The normal thing to do when you need a thread to sleep until some condition is true is to use a condition variable. The thread locks a mutex and then passes it to a condition variable and blocks (and the lock on the mutex is then temporarily released). Then, when the condition that it's waiting for is true, the thread that made that condition true signals the condition variable, and that thread wakes up, reacquiring the lock on the mutex, and continues on its merry way. The thing to watch out for though is that condition variables can have spurious wake-ups (and sometimes multiple threads can be waiting on the same condition), so there needs to be a flag of some sort to indicate when the condition is true, and when the thread wakes up from the condition variable, it checks that flag and blocks on the condition variable again if the flag isn't true. The mutex that is being used with the condition variable is also used to protect that flag.
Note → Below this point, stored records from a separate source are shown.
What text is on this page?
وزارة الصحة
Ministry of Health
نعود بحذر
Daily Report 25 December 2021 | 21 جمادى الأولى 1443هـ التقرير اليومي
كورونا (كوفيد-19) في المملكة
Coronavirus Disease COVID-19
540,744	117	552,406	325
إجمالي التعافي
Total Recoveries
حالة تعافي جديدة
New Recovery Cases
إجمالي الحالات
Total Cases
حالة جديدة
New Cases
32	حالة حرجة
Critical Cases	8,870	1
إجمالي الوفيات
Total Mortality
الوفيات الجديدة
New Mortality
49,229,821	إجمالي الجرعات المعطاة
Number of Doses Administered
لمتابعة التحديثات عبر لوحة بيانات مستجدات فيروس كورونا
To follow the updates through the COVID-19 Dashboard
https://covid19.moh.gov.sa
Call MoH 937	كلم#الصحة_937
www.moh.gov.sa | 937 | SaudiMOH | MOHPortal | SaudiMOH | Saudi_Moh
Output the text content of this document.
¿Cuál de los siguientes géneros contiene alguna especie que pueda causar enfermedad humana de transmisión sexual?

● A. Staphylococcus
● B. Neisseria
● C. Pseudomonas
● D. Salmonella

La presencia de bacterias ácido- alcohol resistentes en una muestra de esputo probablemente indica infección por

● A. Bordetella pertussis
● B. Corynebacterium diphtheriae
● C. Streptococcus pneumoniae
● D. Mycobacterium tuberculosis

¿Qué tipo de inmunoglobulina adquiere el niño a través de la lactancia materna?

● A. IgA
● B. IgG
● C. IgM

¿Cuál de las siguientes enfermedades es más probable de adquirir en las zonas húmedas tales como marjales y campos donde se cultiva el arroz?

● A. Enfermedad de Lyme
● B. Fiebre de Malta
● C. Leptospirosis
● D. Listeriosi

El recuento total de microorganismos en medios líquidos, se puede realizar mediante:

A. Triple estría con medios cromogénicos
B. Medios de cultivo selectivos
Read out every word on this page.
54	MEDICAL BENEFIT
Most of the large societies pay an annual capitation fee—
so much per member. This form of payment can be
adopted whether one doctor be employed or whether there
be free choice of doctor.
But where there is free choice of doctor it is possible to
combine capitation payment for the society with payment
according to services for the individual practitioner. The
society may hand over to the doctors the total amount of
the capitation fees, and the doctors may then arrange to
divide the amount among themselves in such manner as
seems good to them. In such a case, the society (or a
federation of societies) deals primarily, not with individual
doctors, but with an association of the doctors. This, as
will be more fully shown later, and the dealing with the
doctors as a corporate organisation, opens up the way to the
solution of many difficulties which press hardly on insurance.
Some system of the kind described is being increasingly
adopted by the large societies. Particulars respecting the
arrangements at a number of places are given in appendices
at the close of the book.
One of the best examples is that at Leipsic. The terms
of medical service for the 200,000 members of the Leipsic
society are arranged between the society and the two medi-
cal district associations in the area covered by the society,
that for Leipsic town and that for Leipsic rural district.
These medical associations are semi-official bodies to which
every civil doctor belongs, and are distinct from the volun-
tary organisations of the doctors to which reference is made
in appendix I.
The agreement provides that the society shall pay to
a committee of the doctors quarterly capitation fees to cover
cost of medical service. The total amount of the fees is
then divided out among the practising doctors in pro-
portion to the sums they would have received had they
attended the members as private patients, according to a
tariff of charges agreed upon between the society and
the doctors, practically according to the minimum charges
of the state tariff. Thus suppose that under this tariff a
The D runtime has a condition variable in core.sync.condition
.
There are also other good questions relating to condition variables on stack overflow such as this one: condition variable
Now, as for your particular use case, I have to concur with the comment by Idan Arye that it seems a bit off that you would be trying to do this with painting with a windowing toolkit. Normally, the way that that works is that you override the OnPaint
function (or whatever that particular toolkit calls it) and then the windowing toolkit calls the function for you. You don't tell it to paint yourself or have to worry about waiting for a condition or anything like that. So, it sounds like you may be misunderstanding how to use the windowing toolkit that you're using.